経済と幸福の間――デフレの正体感想



 『デフレの正体――経済は「人口の波」で動く』(藻谷浩介著、角川oneテーマ21)は2010年のベストセラーだが、今読んでも示唆に富む。
 アマゾンのレビューを見ると、全体としては高評価をつけている人が多いのに、評価の高いレビューは軒並み酷評になっている。一部の人にとってはよほど癇に障る本であるらしい。
 本書の主張を一言でまとめると、「内需は生産年齢人口数との相関が高い。」ということだ。本書への反論として、「生産年齢人口が減少しているが経済成長している国は沢山ある。」という人がいるが、「生産年齢人口が減少しているが内需が拡大している国は沢山ある。」ということでないと反論になっていない。どうなんでしょうか。

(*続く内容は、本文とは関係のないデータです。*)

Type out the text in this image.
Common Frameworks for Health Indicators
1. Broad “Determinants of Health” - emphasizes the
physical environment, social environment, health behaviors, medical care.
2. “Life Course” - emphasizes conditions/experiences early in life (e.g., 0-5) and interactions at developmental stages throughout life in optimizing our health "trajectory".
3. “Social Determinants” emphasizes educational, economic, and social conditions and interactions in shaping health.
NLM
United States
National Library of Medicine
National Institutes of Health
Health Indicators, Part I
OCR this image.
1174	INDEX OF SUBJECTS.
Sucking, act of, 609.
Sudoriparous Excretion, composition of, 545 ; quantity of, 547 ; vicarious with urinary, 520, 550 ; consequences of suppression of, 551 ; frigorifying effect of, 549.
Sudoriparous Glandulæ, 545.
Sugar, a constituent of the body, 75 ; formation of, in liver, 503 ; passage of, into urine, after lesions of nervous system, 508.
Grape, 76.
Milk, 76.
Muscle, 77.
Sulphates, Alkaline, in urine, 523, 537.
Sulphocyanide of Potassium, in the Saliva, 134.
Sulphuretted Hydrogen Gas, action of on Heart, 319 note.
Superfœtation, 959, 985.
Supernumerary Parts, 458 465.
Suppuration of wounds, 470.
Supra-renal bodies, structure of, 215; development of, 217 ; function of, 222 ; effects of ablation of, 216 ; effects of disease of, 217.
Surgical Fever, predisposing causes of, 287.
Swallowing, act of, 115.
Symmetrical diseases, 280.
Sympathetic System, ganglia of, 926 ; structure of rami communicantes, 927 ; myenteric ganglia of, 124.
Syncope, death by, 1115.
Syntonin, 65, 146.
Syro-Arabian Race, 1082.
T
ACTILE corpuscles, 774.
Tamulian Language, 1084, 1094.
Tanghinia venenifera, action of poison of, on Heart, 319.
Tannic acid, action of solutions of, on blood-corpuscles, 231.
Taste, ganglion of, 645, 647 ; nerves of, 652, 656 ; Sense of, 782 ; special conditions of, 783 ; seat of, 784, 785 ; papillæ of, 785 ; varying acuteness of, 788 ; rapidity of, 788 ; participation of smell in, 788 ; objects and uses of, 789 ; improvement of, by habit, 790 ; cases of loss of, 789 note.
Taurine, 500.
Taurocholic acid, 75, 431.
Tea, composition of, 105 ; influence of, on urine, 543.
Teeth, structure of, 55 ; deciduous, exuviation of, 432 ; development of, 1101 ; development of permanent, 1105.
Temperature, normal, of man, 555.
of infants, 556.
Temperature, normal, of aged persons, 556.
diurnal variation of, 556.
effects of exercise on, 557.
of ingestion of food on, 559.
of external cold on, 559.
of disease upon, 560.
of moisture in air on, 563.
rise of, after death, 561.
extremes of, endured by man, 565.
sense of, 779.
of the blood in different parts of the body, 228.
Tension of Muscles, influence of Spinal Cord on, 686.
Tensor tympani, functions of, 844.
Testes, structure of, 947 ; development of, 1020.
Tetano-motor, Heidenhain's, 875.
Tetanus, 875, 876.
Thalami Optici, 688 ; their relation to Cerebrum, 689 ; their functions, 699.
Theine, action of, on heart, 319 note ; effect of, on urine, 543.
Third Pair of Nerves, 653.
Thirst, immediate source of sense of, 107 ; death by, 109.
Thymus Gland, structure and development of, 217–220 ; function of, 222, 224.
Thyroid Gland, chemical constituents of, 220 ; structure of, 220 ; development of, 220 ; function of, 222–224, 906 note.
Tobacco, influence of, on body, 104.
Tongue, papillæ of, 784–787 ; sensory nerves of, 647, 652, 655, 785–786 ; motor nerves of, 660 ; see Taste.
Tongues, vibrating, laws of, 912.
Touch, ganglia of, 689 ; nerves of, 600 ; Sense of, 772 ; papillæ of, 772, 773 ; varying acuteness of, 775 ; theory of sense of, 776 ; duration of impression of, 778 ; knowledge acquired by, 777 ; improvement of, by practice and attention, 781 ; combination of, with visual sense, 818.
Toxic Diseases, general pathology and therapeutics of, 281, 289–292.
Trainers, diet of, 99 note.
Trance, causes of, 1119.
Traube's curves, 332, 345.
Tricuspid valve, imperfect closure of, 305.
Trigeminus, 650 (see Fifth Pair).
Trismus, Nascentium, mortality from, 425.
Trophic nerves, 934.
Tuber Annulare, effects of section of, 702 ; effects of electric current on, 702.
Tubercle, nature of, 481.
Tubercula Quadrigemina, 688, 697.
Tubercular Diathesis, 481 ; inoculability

 本書の付加価値の説明は大変勉強になった。製造業よりサービス業の方が付加価値率が高く内需拡大に貢献するというのは目からうろこだ。この観点からすると電子書籍より紙の本の方が付加価値率が高いと言える。さらに言うなら、青空文庫など書籍市場の付加価値額を減らしまくる最悪の存在であり、ろくに読みもしない本をどんどん買って、どんどん捨てるような行動こそ素晴らしいということになる。
 それって絶対おかしいよ!
 問題は楽しみを測る指標が存在しないことだ。青空文庫は経済的には全く寄与していないどころか、小説の付加価値を下げ内需を縮小させているが、国内総楽しみ量の増加には寄与している。一方、本を読まずに捨てる行為は経済的には内需の拡大に寄与してはいるが、読んでないので国内総楽しみ量は増加しない。そして国内総生産と国内総楽しみ量のどちらが重要かと問われれば、そりゃあ国内総楽しみ量じゃないかと思うわけだ。
 もちろん、デフレになると社会的弱者にだけしわ寄せがいくため、内需の拡大は重要である。しかし、長期デフレ間のインターネットの普及によって、世界中の面白い情報に手軽にアクセスできるようになり、国内総楽しみ量は増加していることが推定できる。経済学者は国内総楽しみ量のようなデータを何とかして算出できないか頭を絞るべきではないか。

 経済に関しては素人より経済学者の方が詳しいのは当たり前である。だが、各種経済指標が良くなることと生活実感が好転することの間にはギャップがあり、生活実感の方が重要であるにも関わらず、多くの経済学者は経済指標を良くするための策しか提案しない。そういう潜在的な不満に上手く答えたからこそ、本書がベストセラーになったのではないだろうか。